Percy Harrison Fawcett (1867–1925), inglés, miembro de
la Real Sociedad Geográfica, topólogo y militar del ejército británico,
personifica, como ningún otro, al prototipo del explorador romántico de fines
del siglo XIX y principios del XX. Entre 1906 y 1925 (año en que desapareció)
organizó variadas expediciones al “Infierno Verde” amazónico para actuar como
árbitro en los conflictos limítrofes suscitados entre Bolivia, Perú y Brasil.
Agudo en sus observaciones, Fawcett estableció con pericia los límites político
de dichos Estados, internándose y explorando regiones por las cuales pocos
occidentales habían dejado sus huellas. Si bien cronológicamente sus viajes se
practicaron a inicios del siglo XX, debemos dejar por sentado que su espíritu,
motivaciones y valores fueron claramente decimonónicos. Fawcett fue un hombre del
siglo XIX, hijo del imperialismo inglés y del expansionismo europeo sobre suelo
americano. Su función, como árbitro entre Estados soberanos de Latinoamérica,
perseguía un objetivo que él mismo dejara por escrito en su obra A
Través de la Selva Amazónica: ”aumentar
el prestigio inglés en la zona”[1]. Es que Inglaterra se veía sumamente interesada en mantener su
presencia en la región a causa de un producto que por sí solo encierra una
larga y trágica historia: el caucho, el “árbol que llora”, fuente de inmensa
riqueza, y de la que los británicos no querían quedarse al margen.
Así pues, con la intención de prestigiar a su país y
mantener activa la presencia británica en la región Fawcett entró en relación
con una selva misteriosa, a la que
terminaría amando y en la cual dejaría sus propios huesos. Las crónicas de sus
viajes (que escribiera en 1924, un año antes de desaparecer) se encuadran
dentro de la denominada literatura de
supervivencia, inaugurada con las grandes exploraciones del siglo XVI y que
perdurará hasta bien entrado el siglo XX. En este género, el explorador/escritor se convierte en el
héroe de su propio relato, describiendo las penurias, peligros y sucesos
extraños de los que fuera testigo. A lo largo de las páginas de su libro,
Fawcett hace desfilar los más variados productos del imaginario, esos que van
desde las ciudades perdidas, minas ocultas, tribus “blancas” y, por supuesto, monstruos.

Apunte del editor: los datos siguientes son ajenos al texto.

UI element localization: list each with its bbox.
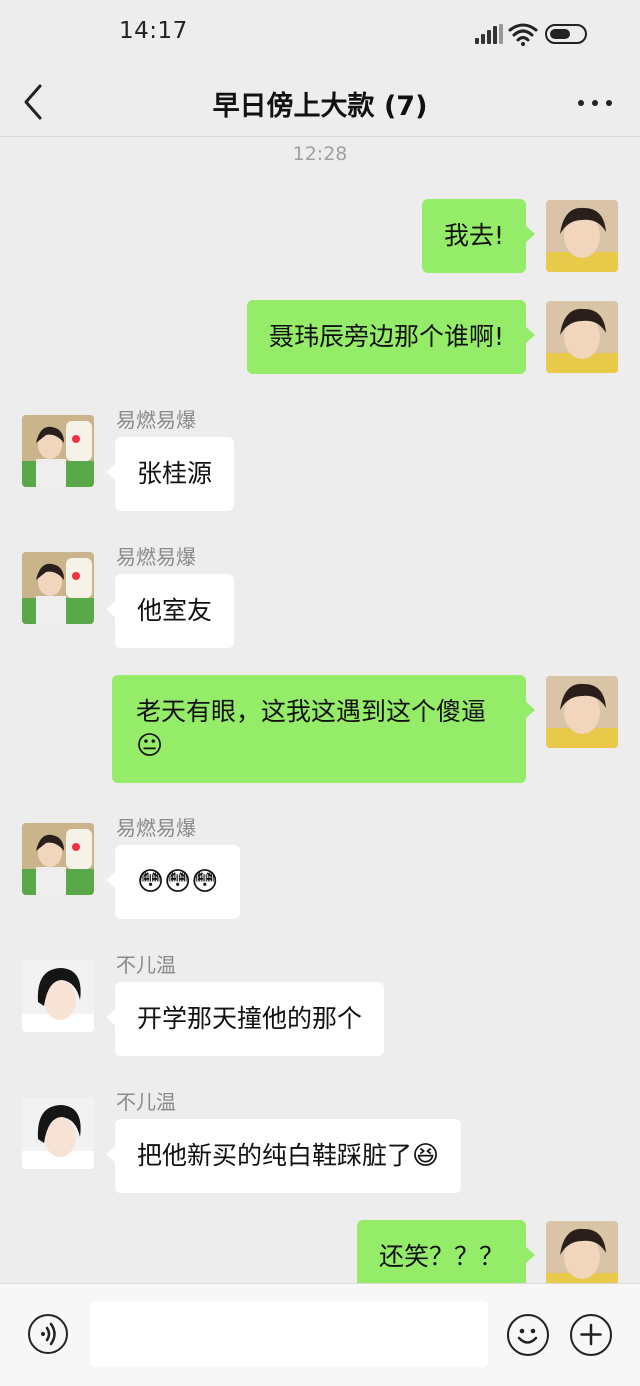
emoji-flushed-face: 😳😳😳 xyxy=(137,867,219,897)
chat-title[interactable]: 早日傍上大款 (7) xyxy=(0,84,640,123)
battery-icon xyxy=(545,24,587,44)
message-text: 聂玮辰旁边那个谁啊! xyxy=(268,322,504,351)
message-bubble-incoming[interactable]: 把他新买的纯白鞋踩脏了😆 xyxy=(105,1119,462,1193)
sender-name: 易燃易爆 xyxy=(116,408,196,432)
more-dots-icon[interactable] xyxy=(572,90,618,114)
sender-name: 不儿温 xyxy=(116,1090,176,1114)
message-text: 还笑？？？ xyxy=(378,1242,504,1271)
message-bubble-outgoing[interactable]: 老天有眼，这我这遇到这个傻逼 😐 xyxy=(112,675,535,783)
message-text: 张桂源 xyxy=(137,459,213,488)
message-text: 我去! xyxy=(443,221,504,250)
chat-header: 早日傍上大款 (7) xyxy=(0,66,640,137)
signal-icon xyxy=(475,24,503,44)
message-bubble-incoming[interactable]: 😳😳😳 xyxy=(105,845,241,919)
status-time: 14:17 xyxy=(119,18,188,44)
avatar-contact[interactable] xyxy=(22,823,94,895)
message-text: 老天有眼，这我这遇到这个傻逼 xyxy=(136,697,487,726)
avatar-self[interactable] xyxy=(546,676,618,748)
message-bubble-incoming[interactable]: 他室友 xyxy=(105,574,235,648)
emoji-laughing-face: 😆 xyxy=(412,1141,440,1171)
sender-name: 易燃易爆 xyxy=(116,545,196,569)
avatar-self[interactable] xyxy=(546,200,618,272)
status-bar: 14:17 xyxy=(0,0,640,66)
message-list[interactable]: 12:28 我去! 聂玮辰旁边那个谁啊! 易燃易爆 张桂源 易燃易爆 他室友 老… xyxy=(0,137,640,1283)
message-text: 把他新买的纯白鞋踩脏了 xyxy=(137,1141,413,1170)
message-input[interactable] xyxy=(90,1301,488,1367)
message-bubble-incoming[interactable]: 张桂源 xyxy=(105,437,235,511)
plus-icon[interactable] xyxy=(570,1314,612,1356)
avatar-self[interactable] xyxy=(546,301,618,373)
message-text: 他室友 xyxy=(137,596,213,625)
emoji-neutral-face: 😐 xyxy=(136,731,164,761)
sender-name: 易燃易爆 xyxy=(116,816,196,840)
sender-name: 不儿温 xyxy=(116,953,176,977)
avatar-contact[interactable] xyxy=(22,1097,94,1169)
message-text: 开学那天撞他的那个 xyxy=(137,1004,363,1033)
voice-icon[interactable] xyxy=(28,1314,68,1354)
message-bubble-outgoing[interactable]: 我去! xyxy=(421,199,536,273)
message-bubble-outgoing[interactable]: 还笑？？？ xyxy=(356,1220,536,1283)
message-bubble-incoming[interactable]: 开学那天撞他的那个 xyxy=(105,982,385,1056)
message-bubble-outgoing[interactable]: 聂玮辰旁边那个谁啊! xyxy=(246,300,536,374)
avatar-contact[interactable] xyxy=(22,552,94,624)
wifi-icon xyxy=(508,23,538,46)
emoji-face-icon[interactable] xyxy=(507,1314,549,1356)
input-bar xyxy=(0,1283,640,1386)
avatar-self[interactable] xyxy=(546,1221,618,1283)
avatar-contact[interactable] xyxy=(22,960,94,1032)
avatar-contact[interactable] xyxy=(22,415,94,487)
chat-timestamp: 12:28 xyxy=(292,143,348,165)
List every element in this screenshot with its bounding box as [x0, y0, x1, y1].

Así, el excéntrico explorador inglés, hace de la selva
un escenario en donde toda proporción, toda norma, queda desequilibrada. El “infierno emponzoñado”, como él la
denomina, es el símbolo mismo de la anarquía. Allí, la leyes de los
hombres y de la Naturaleza, no tienen
cabida. Todo es caos, desorden, nada es claro ni “ajustado a derecho”. Tanto la
esclavitud por deudas (sufrida por los indios, en pleno siglo XX) como los
actos de espantosa barbarie (cometidos impunemente por los empresarios del
caucho o fugitivos alejados de la civilización) denotan que esas selvas son
“otro mundo”, uno muy distinto de aquel del que Fawcett salía.
Tampoco la naturaleza se manifiesta
de manera “normal”. Las descripciones que hace de animales y plantas están
empapadas de exotismo y misterio. Serpientes, pirañas y lagartos coprotagonizan
más de una de sus desventuras a lo largo de la obra, y en todos los casos
llaman la atención por lo desproporcionado de sus dimensiones.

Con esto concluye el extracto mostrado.